The black-and-white tody-flycatcher is monotypic. However, for a time in the twentieth century it and what is now the white-cheeked tody-flycatcher (P. albifascies) were considered conspecific. In addition, a form named P. tricolor was at times considered a subspecies but it is now not considered to be a valid taxon.

==Description==

The black-and-white tody-flycatcher is about 9 to 9.5 cm long and weighs 5.6 to 8 g. Adult males have an almost entirely glossy black head and upperparts. They have a small white spot above their lores, a white eye-ring, and wide pale yellow edges on their tertials. Their throat and underparts are mostly white, with streaky black on the sides of the breast that sometimes extends in a thin band across the breast, and a pale yellow tinge on the flanks and crissum. Females have a chestnut crown and buffy lores and eye-ring on an otherwise mostly gray face. Their nape, back, and uppertail coverts are olive. Their tail and wings are blackish with wide pale yellow edges on the tertials and olive edges on the other flight feathers. Both sexes have a reddish brown iris, a black maxilla, a pale orange-yellow mandible, and gray legs and feet.
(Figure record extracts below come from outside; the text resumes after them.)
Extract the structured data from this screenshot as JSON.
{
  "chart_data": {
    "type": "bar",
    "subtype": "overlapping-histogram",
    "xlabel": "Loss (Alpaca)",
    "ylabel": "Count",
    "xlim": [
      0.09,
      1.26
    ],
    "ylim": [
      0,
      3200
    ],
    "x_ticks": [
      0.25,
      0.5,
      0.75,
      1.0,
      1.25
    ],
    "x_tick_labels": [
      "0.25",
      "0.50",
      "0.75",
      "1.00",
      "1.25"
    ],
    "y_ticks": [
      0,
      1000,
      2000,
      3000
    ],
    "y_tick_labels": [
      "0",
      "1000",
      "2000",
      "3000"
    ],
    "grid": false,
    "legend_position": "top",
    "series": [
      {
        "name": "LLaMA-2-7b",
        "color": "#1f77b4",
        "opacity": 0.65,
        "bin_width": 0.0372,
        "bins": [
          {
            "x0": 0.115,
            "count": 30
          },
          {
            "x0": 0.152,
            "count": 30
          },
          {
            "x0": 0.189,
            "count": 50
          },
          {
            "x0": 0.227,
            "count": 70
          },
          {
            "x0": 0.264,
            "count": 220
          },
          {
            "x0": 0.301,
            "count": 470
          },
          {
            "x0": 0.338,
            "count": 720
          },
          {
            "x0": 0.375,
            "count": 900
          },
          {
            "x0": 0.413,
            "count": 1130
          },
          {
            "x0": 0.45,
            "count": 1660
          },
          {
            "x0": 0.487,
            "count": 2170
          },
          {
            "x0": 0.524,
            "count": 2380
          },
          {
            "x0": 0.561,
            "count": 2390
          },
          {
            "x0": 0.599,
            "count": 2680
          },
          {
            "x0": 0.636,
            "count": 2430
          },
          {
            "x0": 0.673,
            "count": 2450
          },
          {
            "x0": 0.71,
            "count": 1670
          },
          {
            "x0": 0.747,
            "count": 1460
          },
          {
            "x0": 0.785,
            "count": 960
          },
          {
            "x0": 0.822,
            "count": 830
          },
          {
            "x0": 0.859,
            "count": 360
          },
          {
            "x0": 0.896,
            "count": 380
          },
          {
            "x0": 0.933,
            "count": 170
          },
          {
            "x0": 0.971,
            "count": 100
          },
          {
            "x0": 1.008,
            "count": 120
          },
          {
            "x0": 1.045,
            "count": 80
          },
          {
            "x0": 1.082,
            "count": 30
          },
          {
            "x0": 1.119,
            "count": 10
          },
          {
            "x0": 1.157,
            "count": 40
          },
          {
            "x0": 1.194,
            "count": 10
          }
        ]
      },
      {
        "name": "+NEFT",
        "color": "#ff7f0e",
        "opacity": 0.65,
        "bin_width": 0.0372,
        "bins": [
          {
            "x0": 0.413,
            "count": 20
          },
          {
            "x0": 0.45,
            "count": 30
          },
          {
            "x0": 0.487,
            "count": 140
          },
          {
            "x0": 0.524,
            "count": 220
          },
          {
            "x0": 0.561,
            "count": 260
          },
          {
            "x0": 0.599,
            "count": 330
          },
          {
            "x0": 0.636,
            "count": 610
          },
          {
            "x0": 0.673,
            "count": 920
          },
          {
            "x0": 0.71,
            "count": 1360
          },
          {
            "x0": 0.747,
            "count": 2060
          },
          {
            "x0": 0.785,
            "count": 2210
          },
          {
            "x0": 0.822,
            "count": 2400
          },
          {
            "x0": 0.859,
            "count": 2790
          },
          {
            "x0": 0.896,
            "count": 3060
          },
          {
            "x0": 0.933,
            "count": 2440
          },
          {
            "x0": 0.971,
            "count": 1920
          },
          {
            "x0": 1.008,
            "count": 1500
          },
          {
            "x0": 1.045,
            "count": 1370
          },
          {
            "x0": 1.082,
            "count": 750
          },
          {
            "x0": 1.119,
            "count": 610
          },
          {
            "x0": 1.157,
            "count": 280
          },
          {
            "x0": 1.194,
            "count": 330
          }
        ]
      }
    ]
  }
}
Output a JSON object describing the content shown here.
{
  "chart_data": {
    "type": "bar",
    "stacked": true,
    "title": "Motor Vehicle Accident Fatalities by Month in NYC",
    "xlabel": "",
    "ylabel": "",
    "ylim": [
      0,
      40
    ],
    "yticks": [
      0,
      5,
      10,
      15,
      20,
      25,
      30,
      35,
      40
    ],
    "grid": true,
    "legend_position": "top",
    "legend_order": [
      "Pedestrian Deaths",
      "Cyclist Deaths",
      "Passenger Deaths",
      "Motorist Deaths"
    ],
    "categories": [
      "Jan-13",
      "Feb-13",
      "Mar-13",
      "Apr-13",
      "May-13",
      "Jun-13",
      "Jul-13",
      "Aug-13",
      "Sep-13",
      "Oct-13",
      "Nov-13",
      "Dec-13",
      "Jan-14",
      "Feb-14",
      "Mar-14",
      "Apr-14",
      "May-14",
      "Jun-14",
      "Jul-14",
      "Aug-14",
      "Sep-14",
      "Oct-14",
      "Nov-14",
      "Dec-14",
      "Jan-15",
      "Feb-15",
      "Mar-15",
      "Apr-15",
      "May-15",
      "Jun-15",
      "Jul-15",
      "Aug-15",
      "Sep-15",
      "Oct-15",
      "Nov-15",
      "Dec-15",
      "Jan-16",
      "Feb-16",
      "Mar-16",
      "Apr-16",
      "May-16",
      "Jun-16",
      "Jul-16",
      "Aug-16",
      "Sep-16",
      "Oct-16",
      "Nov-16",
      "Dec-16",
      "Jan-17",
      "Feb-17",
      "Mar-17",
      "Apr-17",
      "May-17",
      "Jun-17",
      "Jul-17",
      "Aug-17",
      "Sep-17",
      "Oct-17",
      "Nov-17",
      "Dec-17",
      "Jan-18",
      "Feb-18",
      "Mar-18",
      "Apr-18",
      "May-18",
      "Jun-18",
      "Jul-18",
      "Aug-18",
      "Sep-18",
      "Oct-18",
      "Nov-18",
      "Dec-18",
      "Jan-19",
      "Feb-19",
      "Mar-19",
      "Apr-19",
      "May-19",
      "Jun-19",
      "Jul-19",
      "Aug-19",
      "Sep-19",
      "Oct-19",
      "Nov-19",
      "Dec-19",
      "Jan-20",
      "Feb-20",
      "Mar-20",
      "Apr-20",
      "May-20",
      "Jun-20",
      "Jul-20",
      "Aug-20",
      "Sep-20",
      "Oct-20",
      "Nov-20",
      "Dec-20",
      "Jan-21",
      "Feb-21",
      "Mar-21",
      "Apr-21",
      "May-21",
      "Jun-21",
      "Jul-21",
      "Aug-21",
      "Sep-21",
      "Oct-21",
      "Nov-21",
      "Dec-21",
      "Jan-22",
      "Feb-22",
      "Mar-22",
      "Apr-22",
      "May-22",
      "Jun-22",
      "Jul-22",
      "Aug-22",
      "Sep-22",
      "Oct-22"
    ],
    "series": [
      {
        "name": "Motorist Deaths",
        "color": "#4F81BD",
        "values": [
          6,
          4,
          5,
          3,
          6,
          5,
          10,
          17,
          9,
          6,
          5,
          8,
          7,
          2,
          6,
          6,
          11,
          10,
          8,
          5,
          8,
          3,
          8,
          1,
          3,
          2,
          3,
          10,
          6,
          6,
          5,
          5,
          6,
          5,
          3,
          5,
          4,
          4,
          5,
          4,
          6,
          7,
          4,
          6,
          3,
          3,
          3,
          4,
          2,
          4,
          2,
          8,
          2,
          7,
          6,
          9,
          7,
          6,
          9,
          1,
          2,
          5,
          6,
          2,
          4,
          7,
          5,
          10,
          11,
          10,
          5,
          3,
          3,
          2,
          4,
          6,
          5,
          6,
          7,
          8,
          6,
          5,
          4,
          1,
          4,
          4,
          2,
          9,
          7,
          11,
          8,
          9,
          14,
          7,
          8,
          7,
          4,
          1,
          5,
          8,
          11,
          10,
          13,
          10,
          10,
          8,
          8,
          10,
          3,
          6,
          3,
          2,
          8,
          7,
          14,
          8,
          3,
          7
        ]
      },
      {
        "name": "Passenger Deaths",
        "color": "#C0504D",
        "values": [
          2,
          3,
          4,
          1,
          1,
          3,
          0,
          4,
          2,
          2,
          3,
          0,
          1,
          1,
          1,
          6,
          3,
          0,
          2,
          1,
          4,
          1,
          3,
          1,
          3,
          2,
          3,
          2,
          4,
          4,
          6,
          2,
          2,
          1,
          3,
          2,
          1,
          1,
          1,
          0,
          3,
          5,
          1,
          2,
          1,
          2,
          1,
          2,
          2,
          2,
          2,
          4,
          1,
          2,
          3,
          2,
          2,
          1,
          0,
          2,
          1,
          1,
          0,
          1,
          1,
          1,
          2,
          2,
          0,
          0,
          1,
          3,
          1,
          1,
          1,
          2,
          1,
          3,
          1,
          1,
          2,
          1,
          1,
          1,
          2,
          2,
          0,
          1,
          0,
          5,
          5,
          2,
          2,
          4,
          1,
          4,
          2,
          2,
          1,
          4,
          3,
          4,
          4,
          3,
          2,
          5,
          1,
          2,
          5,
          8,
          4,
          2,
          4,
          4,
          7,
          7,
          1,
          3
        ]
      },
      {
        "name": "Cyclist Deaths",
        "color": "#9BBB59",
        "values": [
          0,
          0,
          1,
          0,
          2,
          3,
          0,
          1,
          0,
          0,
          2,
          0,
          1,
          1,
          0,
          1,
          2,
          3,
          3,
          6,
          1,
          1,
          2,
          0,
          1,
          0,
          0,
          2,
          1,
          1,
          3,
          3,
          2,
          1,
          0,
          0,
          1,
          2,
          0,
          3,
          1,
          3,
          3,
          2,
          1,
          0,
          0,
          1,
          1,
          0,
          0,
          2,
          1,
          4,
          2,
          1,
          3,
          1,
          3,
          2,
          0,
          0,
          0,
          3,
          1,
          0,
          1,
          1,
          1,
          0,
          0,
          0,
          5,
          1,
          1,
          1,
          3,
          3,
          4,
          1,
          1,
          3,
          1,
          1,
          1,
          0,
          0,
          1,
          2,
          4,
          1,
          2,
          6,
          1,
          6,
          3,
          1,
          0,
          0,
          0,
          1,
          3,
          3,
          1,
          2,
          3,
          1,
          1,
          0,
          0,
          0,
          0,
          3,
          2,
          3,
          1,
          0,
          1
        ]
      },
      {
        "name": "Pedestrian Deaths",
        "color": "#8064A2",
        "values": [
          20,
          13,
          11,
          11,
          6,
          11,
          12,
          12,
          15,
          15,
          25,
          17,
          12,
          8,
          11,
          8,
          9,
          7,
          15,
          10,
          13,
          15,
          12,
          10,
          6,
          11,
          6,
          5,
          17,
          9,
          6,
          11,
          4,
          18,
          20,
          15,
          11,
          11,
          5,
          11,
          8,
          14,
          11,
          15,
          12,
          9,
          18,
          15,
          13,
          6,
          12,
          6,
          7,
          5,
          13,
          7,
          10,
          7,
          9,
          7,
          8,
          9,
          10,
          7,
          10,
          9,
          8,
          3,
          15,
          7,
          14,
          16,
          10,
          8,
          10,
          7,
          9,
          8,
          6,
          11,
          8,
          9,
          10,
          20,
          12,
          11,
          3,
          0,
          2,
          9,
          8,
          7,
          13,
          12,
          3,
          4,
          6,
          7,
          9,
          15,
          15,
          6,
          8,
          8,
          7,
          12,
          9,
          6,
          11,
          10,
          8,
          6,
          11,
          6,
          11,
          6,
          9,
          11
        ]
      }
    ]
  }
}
==Distribution and habitat==

The black-and-white tody-flycatcher has a highly disjunct distribution. Its largest range extends from eastern Nariño, Putumayo and Amazonas departments in southern Colombia south on the eastern Andean slope through Ecuador and into Peru as far south as San Martín Department and east into northern Loreto Department. There is also an isolated population further south in Peru's Cuzco Department and other small populations in the Brazilian states of Amazonas, Rondônia, and Mato Grosso. The species primarily inhabits the edges of lowland and foothill terra firme forest and along roads and small watercourses. It greatly favors viny tangles and stands of bamboo. It also occurs in secondary forest without bamboo. In Colombia it ranges between 250 and 1300 m, in Ecuador up to 1350 m, and in Peru between 600 and 1300 m.

==Behavior==
===Movement===

The black-and-white tody-flycatcher is a year-round resident.

===Feeding===

The black-and-white tody-flycatcher feeds on insects. It typically forages singly or in pairs, and in Colombia and Peru at least is known to join mixed-species feeding flocks. It forages mostly in dense vegetation near the ground. It takes prey from foliage with short upward or forward sallies from a perch.

===Breeding===

One black-and-white tody-flycatcher nest is known; it was observed being constructed in Ecuador in October. Both sexes contributed to the construction. It was an ovoid bag dangling from a thin branch about 1.3 m above the ground in an understory tree. It was made from thin bark strips, rootlets, pieces of leaves, and fungal rhizomorphs; some of the material dangled below the nest. The species' clutch size, incubation period, time to fledging, and details of parental care are not known.

===Vocalization===

The black-and-white tody-flycatcher's call is a "fast sharp 'tik, t-r-r-r-r-r-r-ew' ", and when agitated it give a "more explosive 'tk, tk, tk, whey-whey-whey-whuh' ".

==Status==

The IUCN has assessed the black-and-white tody-flycatcher as being of Least Concern. It has a large range; its population size is not known and is believed to be decreasing. No immediate threats have been identified. It is considered uncommon in Colombia and Peru and "scarce and local" in Ecuador. It occurs in a few protected areas in Ecuador.